TEMPO.CO, Jakarta - Realisasi penerimaan pajak dari sektor industri hingga triwulan III tahun 2017 mencapai Rp 224,95 triliun. Angka tersebut tumbuh 16,63 persen dibanding periode yang sama pada tahun sebelumnya. Data Direktorat Jenderal Pajak Kementerian Keuangan menunjukan bahwa kinerja sektor industri pengolahan nasional tumbuh positif tahun ini.
Bahkan capaian tersebut di atas dari sumbangan sektor perdagangan sebesar Rp 134,74 triliun, keuangan Rp 104,92 triliun, konstruksi Rp 35,4 triliun, informasi komunikasi Rp 32,19 triliun, pertambangan Rp 31,66 triliun, dan sektor lainnya Rp 156,19 triliun.
"Kami terus fokus menciptakan iklim usaha yang kondusif bagi para investor di dalam negeri,” kata Menteri Perindustrian Erlangga Hartanto melalui rilis yang diterima Tempo di Jakarta, Ahad, 29 Oktober 2017.
Baca: Industri Retail Rontok, Ini Nasihat Chatib Basri
Menurut Airlangga, industri merupakan salah satu sektor strategis karena berperan penting dalam pembangunan nasional dan turut memacu pertumbuhan ekonomi. Sektor industri tidak hanya sebagai penyumbang terbesar terhadap produk domestik bruto (PDB), manufaktur juga mampu memberikan kontribusi tertinggi melalui setoran pajak. “Aktivitas industri konsisten membawa multiplier effect yang signifikan bagi perekonomian di Indonesia."
Oleh karena itu, Airlangga berharap para pelaku usaha pun diharapkan dapat memanfaatkan berbagai paket kebijakan ekonomi yang telah diterbitkan oleh pemerintah dan bertujuan untuk kemudahan dalam menjalankan bisnis di Tanah Air.
Airlangga menjelaskan pembangunan sektor industri bukanlah sesuatu yang dapat diselesaikan secara mandiri oleh satu atau dua lembaga, tetapi membutuhkan komitmen kuat dari seluruh pemangku kepentingan mulai hulu sampai hilir. “Dari pembuat kebijakan hingga para pelaku industri itu sendiri,” ujarnya.
Badan Pusat Statistik (BPS) mencatat, industri pengolahan nonmigas memberikan kontribusi terbesar terhadap PDB nasional pada triwulan II tahun 2017 dengan mencapai 17,94 persen.
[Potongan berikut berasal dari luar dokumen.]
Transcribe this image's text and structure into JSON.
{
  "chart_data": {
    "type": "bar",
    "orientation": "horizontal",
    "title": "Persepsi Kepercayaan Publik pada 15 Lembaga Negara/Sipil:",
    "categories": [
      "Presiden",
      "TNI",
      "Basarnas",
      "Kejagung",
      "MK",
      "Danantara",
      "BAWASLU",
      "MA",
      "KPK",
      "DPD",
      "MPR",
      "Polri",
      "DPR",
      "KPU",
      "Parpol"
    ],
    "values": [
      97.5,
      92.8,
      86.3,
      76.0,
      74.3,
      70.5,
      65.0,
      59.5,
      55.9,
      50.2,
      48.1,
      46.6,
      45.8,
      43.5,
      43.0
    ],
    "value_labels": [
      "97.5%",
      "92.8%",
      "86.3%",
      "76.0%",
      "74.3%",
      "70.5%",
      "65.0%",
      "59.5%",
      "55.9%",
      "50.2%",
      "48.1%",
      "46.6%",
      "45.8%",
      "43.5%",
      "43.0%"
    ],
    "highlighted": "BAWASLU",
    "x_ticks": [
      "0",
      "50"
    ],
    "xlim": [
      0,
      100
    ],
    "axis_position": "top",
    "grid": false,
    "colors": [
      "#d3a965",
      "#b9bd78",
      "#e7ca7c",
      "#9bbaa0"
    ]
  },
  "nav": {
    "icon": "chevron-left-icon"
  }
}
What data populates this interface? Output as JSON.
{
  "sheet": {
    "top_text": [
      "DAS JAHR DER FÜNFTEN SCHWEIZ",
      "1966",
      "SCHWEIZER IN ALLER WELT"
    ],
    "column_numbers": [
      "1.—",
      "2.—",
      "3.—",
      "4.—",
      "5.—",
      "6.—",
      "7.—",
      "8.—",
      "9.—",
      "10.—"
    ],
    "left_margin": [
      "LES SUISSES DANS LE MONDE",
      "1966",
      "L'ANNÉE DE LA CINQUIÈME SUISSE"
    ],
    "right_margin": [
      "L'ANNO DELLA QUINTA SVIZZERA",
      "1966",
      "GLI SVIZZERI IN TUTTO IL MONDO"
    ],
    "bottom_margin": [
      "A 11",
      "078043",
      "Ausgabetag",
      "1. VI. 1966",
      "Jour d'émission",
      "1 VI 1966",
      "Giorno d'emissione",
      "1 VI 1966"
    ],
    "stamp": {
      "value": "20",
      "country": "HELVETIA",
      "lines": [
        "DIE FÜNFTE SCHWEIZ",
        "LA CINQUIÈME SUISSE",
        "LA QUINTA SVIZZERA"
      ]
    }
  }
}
Sumbangan sektor lainnya, seperti pertanian, kehutanan, dan perikanan hanya sekitar 13,92 persen, konstruksi 10,11 persen, serta pertambangan dan penggalian 7,36 persen.
Merujuk data yang dirilis United Nations Statistics Division pada tahun 2016, Indonesia menempati peringkat keempat dunia dari 15 negara yang industri manufakturnya memberikan kontribusi signifikan terhadap PDB. Indonesia mampu menyumbangkan hingga mencapai 22 persen setelah Korea Selatan 29 persen, Cina 27 persen, dan Jerman 23 persen.
Dari 15 negara yang disurvei tersebut, sumbangsih Inggris 10 persen, sedangkan Jepang dan Meksiko di bawah Indonesia dengan capaian kontribusinya sekitar 19 persen. “Paradigma industri manufaktur global saat ini memandang proses produksi sebagai satu kesatuan antara proses pra produksi, produksi dan pasca produksi. Untuk itu, kita sudah tidak bisa lagi melihat produksi hanya di pabrik saja,” ujar Airlangga.
Pada semester I tahun 2017, ekspor industri pengolahan nonmigas mencapai US$59,78 miliar atau naik 10,05 persen dibandingkan periode yang sama tahun 2016 sebesar US$ 54,32 miliar. Adapun ekspor industri pengolahan nonmigas ini memberikan kontribusi sebesar 74,76 persen dari total ekspor nasional pada semester awal tahun ini yang mencapai US$ 79,96 miliar.